Design, develop, and maintain scalable and reliable data pipelines and back-end systems, working with large datasets, leveraging cloud technologies, and collaborating with data scientists and other engineers to deliver impactful data-driven solutions.
Requirements
- Strong proficiency in Spark, Python, Scala, and Java.
- Expertise in SQL and working with relational databases.
- Experience with DataFrames for data manipulation and analysis.

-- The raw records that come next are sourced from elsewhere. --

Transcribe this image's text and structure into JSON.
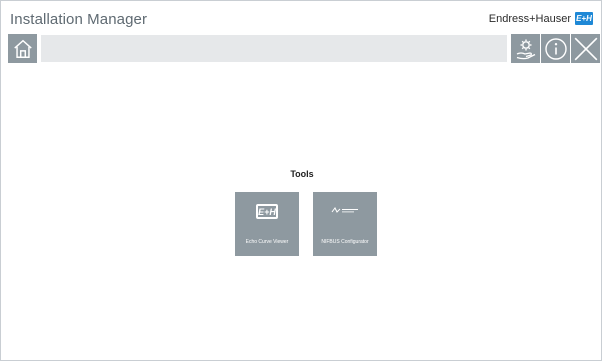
{
  "app": {
    "title": "Installation Manager",
    "brand": "Endress+Hauser",
    "brand_logo": "E+H"
  },
  "toolbar": {
    "home_icon": "home-icon",
    "settings_icon": "settings-hand-icon",
    "info_icon": "info-icon",
    "close_icon": "close-icon",
    "status_text": ""
  },
  "main": {
    "heading": "Tools",
    "tiles": [
      {
        "label": "Echo Curve Viewer",
        "icon": "eh-logo-icon",
        "logo_text": "E+H"
      },
      {
        "label": "NIFBUS Configurator",
        "icon": "national-instruments-logo-icon"
      }
    ]
  },
  "colors": {
    "toolbar_button": "#8e99a0",
    "status_bar": "#e6e8ea",
    "title_text": "#5f6a72",
    "brand_blue": "#1e88d6"
  }
}
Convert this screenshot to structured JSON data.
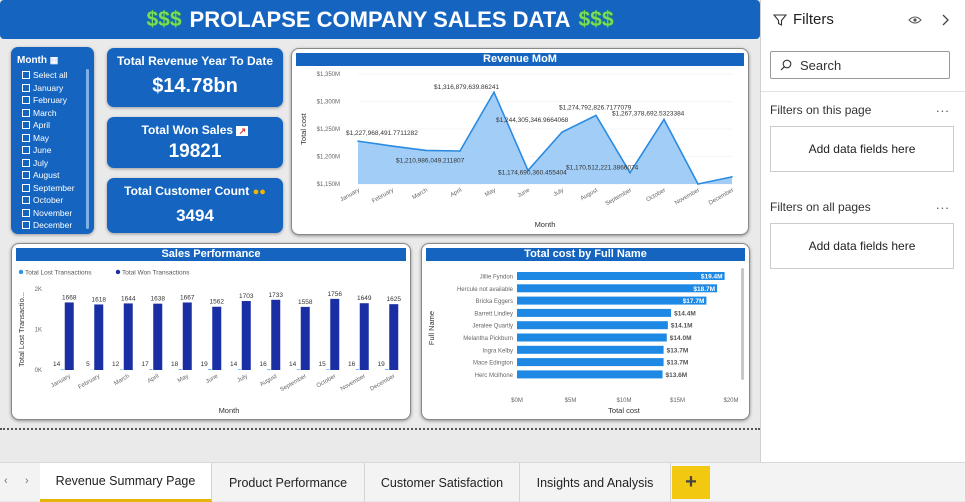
{
  "banner": {
    "dollar_icon": "$$$",
    "title": "PROLAPSE COMPANY SALES DATA"
  },
  "month_slicer": {
    "title": "Month",
    "items": [
      "Select all",
      "January",
      "February",
      "March",
      "April",
      "May",
      "June",
      "July",
      "August",
      "September",
      "October",
      "November",
      "December"
    ]
  },
  "kpis": {
    "revenue": {
      "label": "Total Revenue Year To Date",
      "value": "$14.78bn"
    },
    "won_sales": {
      "label": "Total Won Sales",
      "value": "19821"
    },
    "customers": {
      "label": "Total Customer Count",
      "value": "3494"
    }
  },
  "chart_data": [
    {
      "type": "area",
      "title": "Revenue MoM",
      "ylabel": "Total cost",
      "xlabel": "Month",
      "yticks": [
        "$1,150M",
        "$1,200M",
        "$1,250M",
        "$1,300M",
        "$1,350M"
      ],
      "ylim": [
        1150,
        1350
      ],
      "categories": [
        "January",
        "February",
        "March",
        "April",
        "May",
        "June",
        "July",
        "August",
        "September",
        "October",
        "November",
        "December"
      ],
      "values": [
        1227.97,
        1219,
        1210.99,
        1210,
        1316.88,
        1174.69,
        1244.31,
        1274.79,
        1170.51,
        1267.38,
        1150,
        1163
      ],
      "data_labels": [
        "$1,227,968,491.7711282",
        "$1,210,986,049.211807",
        "$1,316,879,639.86241",
        "$1,174,690,360.455404",
        "$1,244,305,346.9664068",
        "$1,274,792,826.7177079",
        "$1,170,512,221.3866074",
        "$1,267,378,692.5323384"
      ]
    },
    {
      "type": "bar",
      "title": "Sales Performance",
      "ylabel": "Total Lost Transactio...",
      "xlabel": "Month",
      "yticks": [
        "0K",
        "1K",
        "2K"
      ],
      "ylim": [
        0,
        2000
      ],
      "categories": [
        "January",
        "February",
        "March",
        "April",
        "May",
        "June",
        "July",
        "August",
        "September",
        "October",
        "November",
        "December"
      ],
      "series": [
        {
          "name": "Total Lost Transactions",
          "values": [
            14,
            5,
            12,
            17,
            18,
            19,
            14,
            16,
            14,
            15,
            16,
            19
          ]
        },
        {
          "name": "Total Won Transactions",
          "values": [
            1668,
            1618,
            1644,
            1638,
            1667,
            1562,
            1703,
            1733,
            1558,
            1756,
            1649,
            1625
          ]
        }
      ]
    },
    {
      "type": "bar",
      "title": "Total cost by Full Name",
      "ylabel": "Full Name",
      "xlabel": "Total cost",
      "xticks": [
        "$0M",
        "$5M",
        "$10M",
        "$15M",
        "$20M"
      ],
      "xlim": [
        0,
        20
      ],
      "categories": [
        "Jillie Fyndon",
        "Hercule not available",
        "Bricka Eggers",
        "Barrett Lindley",
        "Jeralee Quartly",
        "Melantha Pickburn",
        "Ingra Kelby",
        "Mace Edington",
        "Herc Mcilhone"
      ],
      "values": [
        19.4,
        18.7,
        17.7,
        14.4,
        14.1,
        14.0,
        13.7,
        13.7,
        13.6
      ],
      "value_labels": [
        "$19.4M",
        "$18.7M",
        "$17.7M",
        "$14.4M",
        "$14.1M",
        "$14.0M",
        "$13.7M",
        "$13.7M",
        "$13.6M"
      ]
    }
  ],
  "filters_pane": {
    "title": "Filters",
    "search_placeholder": "Search",
    "section_page": "Filters on this page",
    "section_all": "Filters on all pages",
    "add_fields": "Add data fields here",
    "more": "..."
  },
  "tabs": [
    "Revenue Summary Page",
    "Product Performance",
    "Customer Satisfaction",
    "Insights and Analysis"
  ],
  "add_tab": "+",
  "colors": {
    "brand": "#1565c0",
    "area": "#90c4f5",
    "line": "#2a8be0",
    "won": "#1a2fa3",
    "lost": "#2196f3",
    "hbar": "#1e88e5",
    "tab_accent": "#e8b50a"
  }
}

- Experience with cloud technologies (preferably AWS or GCP).
- Experience with message streaming platforms like MSK/Kafka.
- Experience with S3 or similar object storage.
- Experience with data lake technologies like Iceberg.
Responsibilities
- Design, develop, and maintain data pipelines using Spark, Python, Scala, and Java.
- Write efficient and optimized SQL queries for data extraction, transformation, and loading (ETL) processes.
- Work with DataFrames to manipulate and analyze large datasets.
- Implement data storage and processing solutions using cloud technologies (preferably AWS or GCP).
- Build and maintain real-time data streaming pipelines using MSK/Kafka.
- Utilize S3 for data storage and retrieval.
- Work with data lake technologies like Iceberg.
Other
- 5+ years of experience in back-end development with a focus on data engineering.
- Collaborate with data scientists and other engineers to understand data requirements and deliver solutions.
- Participate in code reviews and contribute to improving our development processes.
- Troubleshoot and resolve issues in data pipelines and back-end systems.
- Excellent communication and collaboration skills.